Meanwhile, Headwaters Inc. (The Head of Three Rivers Project) conducted its own tests today. A team of samplers from the project collected water from the North Fork of the Kentucky River and from the county and city water systems. The samples were taken to a laboratory for independent analysis.
The city has been without usable water since Saturday after petroleum contamination was discovered in the North Fork of the Kentucky River, and in the city water system. The contamination is coming from a site between the Whitesburg Plaza Shopping Center and Cornerstone Church, and behind Lee’s Famous Recipe in the Ermine section of the city. Heavy equipment was on the site today digging soil from the riverbank. A boom used to control oil slicks could be seen stretched across the river just downstream of the site.

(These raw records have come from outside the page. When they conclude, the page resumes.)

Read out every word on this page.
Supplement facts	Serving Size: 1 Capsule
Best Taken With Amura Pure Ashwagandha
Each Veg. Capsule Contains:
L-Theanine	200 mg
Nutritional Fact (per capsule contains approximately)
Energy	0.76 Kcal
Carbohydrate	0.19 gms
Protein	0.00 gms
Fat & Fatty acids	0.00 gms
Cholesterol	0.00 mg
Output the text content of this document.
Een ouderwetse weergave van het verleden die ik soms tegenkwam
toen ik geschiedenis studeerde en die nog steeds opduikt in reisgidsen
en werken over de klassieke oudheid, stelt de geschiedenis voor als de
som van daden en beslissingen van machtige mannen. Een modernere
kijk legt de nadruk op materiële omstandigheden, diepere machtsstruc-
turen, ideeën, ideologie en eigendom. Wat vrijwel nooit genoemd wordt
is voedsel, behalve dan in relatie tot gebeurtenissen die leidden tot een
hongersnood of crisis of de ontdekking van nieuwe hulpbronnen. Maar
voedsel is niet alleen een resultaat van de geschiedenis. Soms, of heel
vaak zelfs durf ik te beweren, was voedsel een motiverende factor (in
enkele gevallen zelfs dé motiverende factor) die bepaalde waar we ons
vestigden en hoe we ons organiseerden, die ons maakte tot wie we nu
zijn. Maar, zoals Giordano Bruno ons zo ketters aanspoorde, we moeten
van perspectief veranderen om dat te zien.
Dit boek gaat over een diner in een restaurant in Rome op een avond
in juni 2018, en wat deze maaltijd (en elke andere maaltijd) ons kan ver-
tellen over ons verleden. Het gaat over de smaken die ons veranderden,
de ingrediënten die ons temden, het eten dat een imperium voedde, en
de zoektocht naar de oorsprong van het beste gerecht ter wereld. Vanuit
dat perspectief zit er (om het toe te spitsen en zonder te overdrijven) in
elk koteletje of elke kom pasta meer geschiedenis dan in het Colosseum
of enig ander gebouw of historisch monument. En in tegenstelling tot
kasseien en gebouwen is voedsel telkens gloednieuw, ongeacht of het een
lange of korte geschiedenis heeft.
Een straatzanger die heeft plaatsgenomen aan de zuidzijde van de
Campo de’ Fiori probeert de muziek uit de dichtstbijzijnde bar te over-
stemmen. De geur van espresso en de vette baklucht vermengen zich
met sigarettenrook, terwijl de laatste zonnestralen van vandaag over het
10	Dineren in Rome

Headwaters Inc.’s board of directors decided Wednesday night to do its own independent tests after officials said it could be as much as a week before the water was usable. After a fundraising appeal this morning, The Sierra Club Water Sentinals offered to pay for lab fees and several private donors chipped in for incidental sampling costs. A team of samplers from Headwaters tested sites in the North Fork upstream and downstream of the contamination, and upstream of the Blackey Water Treatment Plant. The team also sampled tap water from three locations in the Blackey-Isom area and from four locations in Whitesburg.
The laboratory will test the samples for gasoline range organics and diesel range organics, and the results are expected to be available mid-week next week. Headwaters has committed to posting the information on this blog, and to providing it to the news media, no matter what the results.
The water problems were frontpage news in The Lexington-Herald Leader today, and The Associated Press is also now announcing the lifting of the advisory.